Figures from Bloomberg show that China, the world's largest rare-earth exporter, exported 53,000 tons of rare earths in 2018, up 4 percent year-on-year.

The National Development and Reform Commission, China's top economic planner, said on Tuesday that China is willing to continue supplying rare-earth metals to world markets but is opposed to those who use products made with such rare earths trying to "suppress and dampen China's development".

It also said the industries of China and the United States are highly complementary, and cooperation will benefit both countries, while confrontation will only undermine their interests.

The NDRC also said China will adhere to the principle of fair and free trade in its management of rare-earth exports, but "the Chinese people will be unhappy" if the country's exported rare-earth metals are used against China.

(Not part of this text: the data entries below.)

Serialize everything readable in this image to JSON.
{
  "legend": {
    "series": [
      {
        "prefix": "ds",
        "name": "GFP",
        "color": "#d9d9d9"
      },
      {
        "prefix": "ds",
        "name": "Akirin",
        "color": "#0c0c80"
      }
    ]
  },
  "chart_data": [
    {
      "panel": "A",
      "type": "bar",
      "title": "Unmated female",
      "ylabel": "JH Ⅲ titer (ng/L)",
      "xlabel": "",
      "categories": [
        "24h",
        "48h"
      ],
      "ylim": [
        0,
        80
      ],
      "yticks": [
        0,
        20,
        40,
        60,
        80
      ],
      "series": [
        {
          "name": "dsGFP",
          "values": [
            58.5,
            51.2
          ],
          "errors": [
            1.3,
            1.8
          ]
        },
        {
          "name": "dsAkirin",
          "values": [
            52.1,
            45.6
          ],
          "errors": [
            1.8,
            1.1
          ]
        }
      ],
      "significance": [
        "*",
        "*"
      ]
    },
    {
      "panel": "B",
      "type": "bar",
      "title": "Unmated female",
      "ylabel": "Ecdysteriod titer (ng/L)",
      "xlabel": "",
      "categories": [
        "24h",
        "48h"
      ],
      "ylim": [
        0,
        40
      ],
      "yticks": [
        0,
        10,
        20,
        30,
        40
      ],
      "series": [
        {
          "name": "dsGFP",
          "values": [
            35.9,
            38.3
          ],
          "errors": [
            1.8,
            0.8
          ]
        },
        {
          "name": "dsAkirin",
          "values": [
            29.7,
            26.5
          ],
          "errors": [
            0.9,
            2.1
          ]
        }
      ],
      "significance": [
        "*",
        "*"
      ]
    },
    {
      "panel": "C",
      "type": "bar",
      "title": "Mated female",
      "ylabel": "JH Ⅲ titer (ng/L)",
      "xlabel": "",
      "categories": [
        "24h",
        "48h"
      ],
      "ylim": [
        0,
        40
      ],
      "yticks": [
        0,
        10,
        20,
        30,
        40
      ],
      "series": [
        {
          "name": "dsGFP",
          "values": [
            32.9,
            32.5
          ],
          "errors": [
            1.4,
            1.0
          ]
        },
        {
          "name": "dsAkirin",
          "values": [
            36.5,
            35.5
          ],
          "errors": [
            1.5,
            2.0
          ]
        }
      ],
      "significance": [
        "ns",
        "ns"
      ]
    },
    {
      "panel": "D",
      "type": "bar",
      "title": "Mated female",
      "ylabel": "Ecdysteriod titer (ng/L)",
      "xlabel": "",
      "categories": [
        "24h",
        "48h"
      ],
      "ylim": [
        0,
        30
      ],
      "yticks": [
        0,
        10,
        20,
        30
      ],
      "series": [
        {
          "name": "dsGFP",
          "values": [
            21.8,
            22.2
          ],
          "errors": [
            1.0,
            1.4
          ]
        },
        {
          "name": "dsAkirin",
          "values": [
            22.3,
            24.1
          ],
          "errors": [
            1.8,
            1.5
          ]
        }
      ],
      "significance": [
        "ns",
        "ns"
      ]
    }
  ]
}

Rare earths play crucial role

The division of labor of the global rare-earth industry should be coordinated in accordance with the principle of opening-up and sharing, and while the country prioritizes the domestic use of rare-earth metals, it is willing to see its exports help drive the development of global industries, it said.

According to Zhu, the US relies on rare-earth imports from China, although it is rich itself in rare-earth resources.

"Importing from China is cheaper than producing domestically," she said.

China has regulated its rare-earth industry by forming six large rare-earth producing corporations and issuing annual export quotas.

"If China stops exporting to the US, the production of rare earths in the US would be very costly, and it takes time to ramp up," she added.

Jin Baisong, a former researcher at the Chinese Academy of International Trade and Economic Cooperation, said China needs to set up an export controls and economic sanctions systems for certain products, especially strategically important ones that China produces in bulk. This should be done under the condition that the control and sanction systems are transparent, based on the rule of law and consistent with international and World Trade Organization regulations, Jin said.

Since the start of the China-US trade friction more than a year ago, Washington has taken many measures, including taking advantage of its edge in high-end chip making, to stymie Chinese high-tech companies, the NDRC said.

China is the world's largest producer of rare earths, accounting for about 80 percent of global supply. It also ships out about 80 percent of the rare-earth materials imported by the US, according to the US Geological Survey.

President Xi Jinping visited JL MAG Rare-Earth Co on May 20 in Ganzhou, Jiangxi province, during a three-day inspection tour. Xi learned about the rare-earth industry's development in Ganzhou, a major producer of rare-earth resources and products in China.